Trimmomatic is a widely-used tool for preprocessing high-throughput sequencing data, focusing on tasks like adapter removal and quality trimming to enhance read quality.

FastQC

Output files
  • fastqc/
    • *_fastqc.html: FastQC report containing quality metrics.
    • *_fastqc.zip: Zip archive containing the FastQC report, tab-delimited data file and plot images.

FastQC gives general quality metrics about your sequenced reads. It provides information about the quality score distribution across your reads, per base sequence content (%A/T/G/C), adapter contamination and overrepresented sequences. For further reading and documentation see the FastQC help pages.

Stacks process_radtags

Output files
  • process_radtags/
    • *.{1,2}.fq.gz: Processed reads output by Stacks
    • *.process_radtags.log: A summary of read counts removed by the various filters

Stacks process_radtags is a command from the Stacks software suite, developed by the Catchen lab. The process_radtags command is designed to demultiplex and clean raw sequencing data generated from RAD-seq experiments. It performs tasks such as quality filtering, adapter removal, and barcode demultiplexing.

Stacks denovo_map

Output files (summary)
  • denovo_stacks/
    • *.{tags,snps,alleles}.tsv.gz: Per sample based loci and allele calls (ustacks)
    • catalog.{tags,snps,alleles}.tsv.gz: A catalog or a set of consensus loci, snps and alleles (cstacks)
    • *.matches.bam: Per sample matches to the catalog (sstacks + tsv2bam)
    • populations.snps.vcf: Polymorphic sites in VCF format (populations)
    • denovo_map.log: Running log file for the whole denovo_map.pl pipeline

Stacks denovo_map.pl pipeline developed by the Catchen lab. The pipeline is designed for de novo assembly and genotyping of RAD-seq data, enabling the identification of loci and genetic variants without the need for a reference genome. It processes raw sequencing reads, clusters them into loci, and performs SNP calling and genotyping across multiple samples. The script automates the execution of various Stacks modules, including ustacks, cstacks, sstacks, and populations.

VCFtools

Output files
  • vcftools/
    • stacks_denovo_map.het: Heterozygosity per individual, inbreeding coefficient F
    • stacks_denovo_map.idepth: Mean sequence depth per individual
    • stacks_denovo_map.imiss: Variant missingness per individual
    • stacks_denovo_map.relatedness2: Relatedness statistic (based on doi:10.1093/bioinformatics/btq559)

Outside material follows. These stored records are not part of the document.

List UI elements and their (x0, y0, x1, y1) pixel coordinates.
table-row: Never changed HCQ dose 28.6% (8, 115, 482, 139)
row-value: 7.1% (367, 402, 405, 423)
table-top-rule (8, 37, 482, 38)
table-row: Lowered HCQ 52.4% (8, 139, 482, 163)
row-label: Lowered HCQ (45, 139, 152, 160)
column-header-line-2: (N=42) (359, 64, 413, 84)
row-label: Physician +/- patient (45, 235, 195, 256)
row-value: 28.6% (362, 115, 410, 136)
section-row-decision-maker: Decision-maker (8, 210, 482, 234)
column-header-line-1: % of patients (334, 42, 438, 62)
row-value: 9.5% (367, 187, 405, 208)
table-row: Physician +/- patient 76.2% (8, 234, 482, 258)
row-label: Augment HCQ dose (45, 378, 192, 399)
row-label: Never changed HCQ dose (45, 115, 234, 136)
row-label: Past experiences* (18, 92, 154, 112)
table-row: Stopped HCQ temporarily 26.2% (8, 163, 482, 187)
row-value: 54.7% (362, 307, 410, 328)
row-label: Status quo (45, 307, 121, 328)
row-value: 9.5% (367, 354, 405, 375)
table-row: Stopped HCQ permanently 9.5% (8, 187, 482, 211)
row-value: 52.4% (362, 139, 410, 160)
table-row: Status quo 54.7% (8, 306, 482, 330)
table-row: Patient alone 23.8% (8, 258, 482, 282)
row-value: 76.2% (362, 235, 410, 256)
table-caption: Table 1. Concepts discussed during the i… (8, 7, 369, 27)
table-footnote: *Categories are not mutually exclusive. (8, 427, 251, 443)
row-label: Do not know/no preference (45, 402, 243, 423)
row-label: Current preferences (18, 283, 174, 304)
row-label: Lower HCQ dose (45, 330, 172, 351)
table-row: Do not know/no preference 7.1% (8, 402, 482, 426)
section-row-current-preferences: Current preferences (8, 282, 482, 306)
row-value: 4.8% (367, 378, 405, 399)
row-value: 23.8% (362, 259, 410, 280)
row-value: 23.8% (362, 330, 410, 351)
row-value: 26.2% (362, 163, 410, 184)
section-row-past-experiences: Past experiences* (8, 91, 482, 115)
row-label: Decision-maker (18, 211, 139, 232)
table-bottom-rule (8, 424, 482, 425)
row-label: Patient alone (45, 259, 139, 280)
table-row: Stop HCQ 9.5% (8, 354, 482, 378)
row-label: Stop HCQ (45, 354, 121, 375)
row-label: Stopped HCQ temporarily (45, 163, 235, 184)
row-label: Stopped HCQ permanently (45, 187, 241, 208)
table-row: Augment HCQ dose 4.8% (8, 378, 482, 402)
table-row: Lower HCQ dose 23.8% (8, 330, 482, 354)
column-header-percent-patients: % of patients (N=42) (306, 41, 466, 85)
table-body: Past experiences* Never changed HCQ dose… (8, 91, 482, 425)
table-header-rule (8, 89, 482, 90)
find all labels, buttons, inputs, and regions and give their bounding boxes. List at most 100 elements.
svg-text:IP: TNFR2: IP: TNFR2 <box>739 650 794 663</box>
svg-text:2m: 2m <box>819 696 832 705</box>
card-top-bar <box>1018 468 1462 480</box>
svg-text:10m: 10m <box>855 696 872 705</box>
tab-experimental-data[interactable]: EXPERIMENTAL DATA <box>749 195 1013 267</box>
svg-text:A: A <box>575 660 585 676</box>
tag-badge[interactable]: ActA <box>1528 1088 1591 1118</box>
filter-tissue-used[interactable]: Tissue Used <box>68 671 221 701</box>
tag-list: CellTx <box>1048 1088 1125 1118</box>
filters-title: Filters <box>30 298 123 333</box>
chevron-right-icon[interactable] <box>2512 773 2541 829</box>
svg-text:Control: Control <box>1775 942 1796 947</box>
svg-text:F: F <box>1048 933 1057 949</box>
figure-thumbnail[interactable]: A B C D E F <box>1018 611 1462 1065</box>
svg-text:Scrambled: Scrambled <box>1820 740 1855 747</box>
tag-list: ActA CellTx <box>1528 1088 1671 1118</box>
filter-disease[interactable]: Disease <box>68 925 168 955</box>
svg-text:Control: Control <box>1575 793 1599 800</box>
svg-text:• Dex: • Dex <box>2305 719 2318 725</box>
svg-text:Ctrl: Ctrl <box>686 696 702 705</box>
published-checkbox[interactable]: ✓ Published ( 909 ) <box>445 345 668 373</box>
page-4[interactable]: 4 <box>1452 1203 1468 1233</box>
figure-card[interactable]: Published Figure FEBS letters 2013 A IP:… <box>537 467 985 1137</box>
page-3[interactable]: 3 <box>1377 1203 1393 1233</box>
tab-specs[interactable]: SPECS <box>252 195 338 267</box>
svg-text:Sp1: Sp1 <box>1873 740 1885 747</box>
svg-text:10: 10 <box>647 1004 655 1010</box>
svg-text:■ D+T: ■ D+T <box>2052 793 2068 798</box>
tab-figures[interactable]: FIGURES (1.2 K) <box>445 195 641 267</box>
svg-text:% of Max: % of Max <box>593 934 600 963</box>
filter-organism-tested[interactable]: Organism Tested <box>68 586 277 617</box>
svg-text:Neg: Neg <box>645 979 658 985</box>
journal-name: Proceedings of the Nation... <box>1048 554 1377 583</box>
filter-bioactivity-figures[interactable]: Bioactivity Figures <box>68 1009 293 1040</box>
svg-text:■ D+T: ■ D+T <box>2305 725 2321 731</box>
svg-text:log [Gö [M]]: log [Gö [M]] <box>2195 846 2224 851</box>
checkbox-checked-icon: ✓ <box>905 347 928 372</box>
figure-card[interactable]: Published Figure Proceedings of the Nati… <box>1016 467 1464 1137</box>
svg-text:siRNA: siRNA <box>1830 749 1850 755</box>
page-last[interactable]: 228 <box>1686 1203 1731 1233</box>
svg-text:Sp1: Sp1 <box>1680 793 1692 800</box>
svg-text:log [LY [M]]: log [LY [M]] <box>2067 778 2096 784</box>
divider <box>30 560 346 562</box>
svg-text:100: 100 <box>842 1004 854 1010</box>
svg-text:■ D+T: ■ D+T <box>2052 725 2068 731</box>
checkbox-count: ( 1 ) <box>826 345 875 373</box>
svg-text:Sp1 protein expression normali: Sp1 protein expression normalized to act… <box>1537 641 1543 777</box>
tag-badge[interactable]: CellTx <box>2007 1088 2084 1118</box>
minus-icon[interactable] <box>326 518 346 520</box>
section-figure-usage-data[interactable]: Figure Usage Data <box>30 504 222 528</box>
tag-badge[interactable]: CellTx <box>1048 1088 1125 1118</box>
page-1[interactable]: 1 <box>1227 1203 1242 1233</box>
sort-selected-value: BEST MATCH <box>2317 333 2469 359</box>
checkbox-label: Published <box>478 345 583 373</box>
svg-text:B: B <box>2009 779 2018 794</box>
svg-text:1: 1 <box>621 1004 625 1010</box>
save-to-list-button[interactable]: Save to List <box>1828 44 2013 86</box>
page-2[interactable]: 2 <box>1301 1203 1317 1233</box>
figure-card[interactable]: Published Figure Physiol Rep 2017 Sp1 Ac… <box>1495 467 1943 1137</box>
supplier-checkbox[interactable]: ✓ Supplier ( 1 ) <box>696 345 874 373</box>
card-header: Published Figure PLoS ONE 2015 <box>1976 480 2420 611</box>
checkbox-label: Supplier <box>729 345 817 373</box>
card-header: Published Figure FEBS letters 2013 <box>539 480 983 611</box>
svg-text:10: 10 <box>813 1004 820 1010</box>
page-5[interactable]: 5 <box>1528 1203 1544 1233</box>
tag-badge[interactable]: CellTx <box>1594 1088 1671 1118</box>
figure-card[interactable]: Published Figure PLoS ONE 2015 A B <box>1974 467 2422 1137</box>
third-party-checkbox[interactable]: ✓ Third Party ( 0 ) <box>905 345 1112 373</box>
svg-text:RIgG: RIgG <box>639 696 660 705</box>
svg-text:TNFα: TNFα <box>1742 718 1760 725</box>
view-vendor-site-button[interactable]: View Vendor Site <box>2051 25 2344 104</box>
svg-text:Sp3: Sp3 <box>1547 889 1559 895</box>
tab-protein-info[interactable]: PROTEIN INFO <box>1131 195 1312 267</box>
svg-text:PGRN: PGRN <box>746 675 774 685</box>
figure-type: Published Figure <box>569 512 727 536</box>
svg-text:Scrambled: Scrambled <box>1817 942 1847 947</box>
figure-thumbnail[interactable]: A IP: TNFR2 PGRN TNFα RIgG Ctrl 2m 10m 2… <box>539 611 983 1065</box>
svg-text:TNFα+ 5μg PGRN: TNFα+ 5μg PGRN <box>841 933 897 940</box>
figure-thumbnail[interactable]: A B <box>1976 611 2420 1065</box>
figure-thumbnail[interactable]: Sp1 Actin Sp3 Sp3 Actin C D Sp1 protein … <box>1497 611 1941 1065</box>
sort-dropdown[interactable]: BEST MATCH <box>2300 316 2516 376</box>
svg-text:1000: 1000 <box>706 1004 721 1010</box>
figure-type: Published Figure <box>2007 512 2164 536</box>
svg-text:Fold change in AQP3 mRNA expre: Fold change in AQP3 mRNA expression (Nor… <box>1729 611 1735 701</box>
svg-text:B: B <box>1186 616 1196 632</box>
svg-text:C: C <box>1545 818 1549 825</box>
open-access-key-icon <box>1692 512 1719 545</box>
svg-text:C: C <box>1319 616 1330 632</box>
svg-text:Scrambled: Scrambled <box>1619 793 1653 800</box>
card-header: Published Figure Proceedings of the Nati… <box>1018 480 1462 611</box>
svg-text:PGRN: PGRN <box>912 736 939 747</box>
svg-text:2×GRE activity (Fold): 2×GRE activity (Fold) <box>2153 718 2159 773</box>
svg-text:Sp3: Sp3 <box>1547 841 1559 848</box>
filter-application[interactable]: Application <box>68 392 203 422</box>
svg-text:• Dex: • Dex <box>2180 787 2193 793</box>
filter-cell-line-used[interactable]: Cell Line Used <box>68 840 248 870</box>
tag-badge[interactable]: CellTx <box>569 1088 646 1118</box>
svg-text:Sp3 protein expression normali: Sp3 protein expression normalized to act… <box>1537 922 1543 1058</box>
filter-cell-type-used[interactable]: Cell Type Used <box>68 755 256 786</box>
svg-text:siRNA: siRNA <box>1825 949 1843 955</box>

VCFtools is a software suite for working with VCF files, a standard format for storing genetic variation data. It provides tools for filtering, summarizing, and analyzing variant data, enabling researchers to perform population genetics analyses and quality control.

Pipeline information

Output files
  • pipeline_info/
    • Reports generated by Nextflow: execution_report.html, execution_timeline.html, execution_trace.txt and pipeline_dag.dot/pipeline_dag.svg.
    • Reports generated by the pipeline: pipeline_report.html, pipeline_report.txt and software_versions.yml. The pipeline_report* files will only be present if the --email / --email_on_fail parameter's are used when running the pipeline.
    • Reformatted samplesheet files used as input to the pipeline: samplesheet.valid.csv.
    • Parameters used by the pipeline run: params.json.

Nextflow provides excellent functionality for generating various reports relevant to the running and execution of the pipeline. This will allow you to troubleshoot errors with the running of the pipeline, and also provide you with other information such as launch commands, run times and resource usage.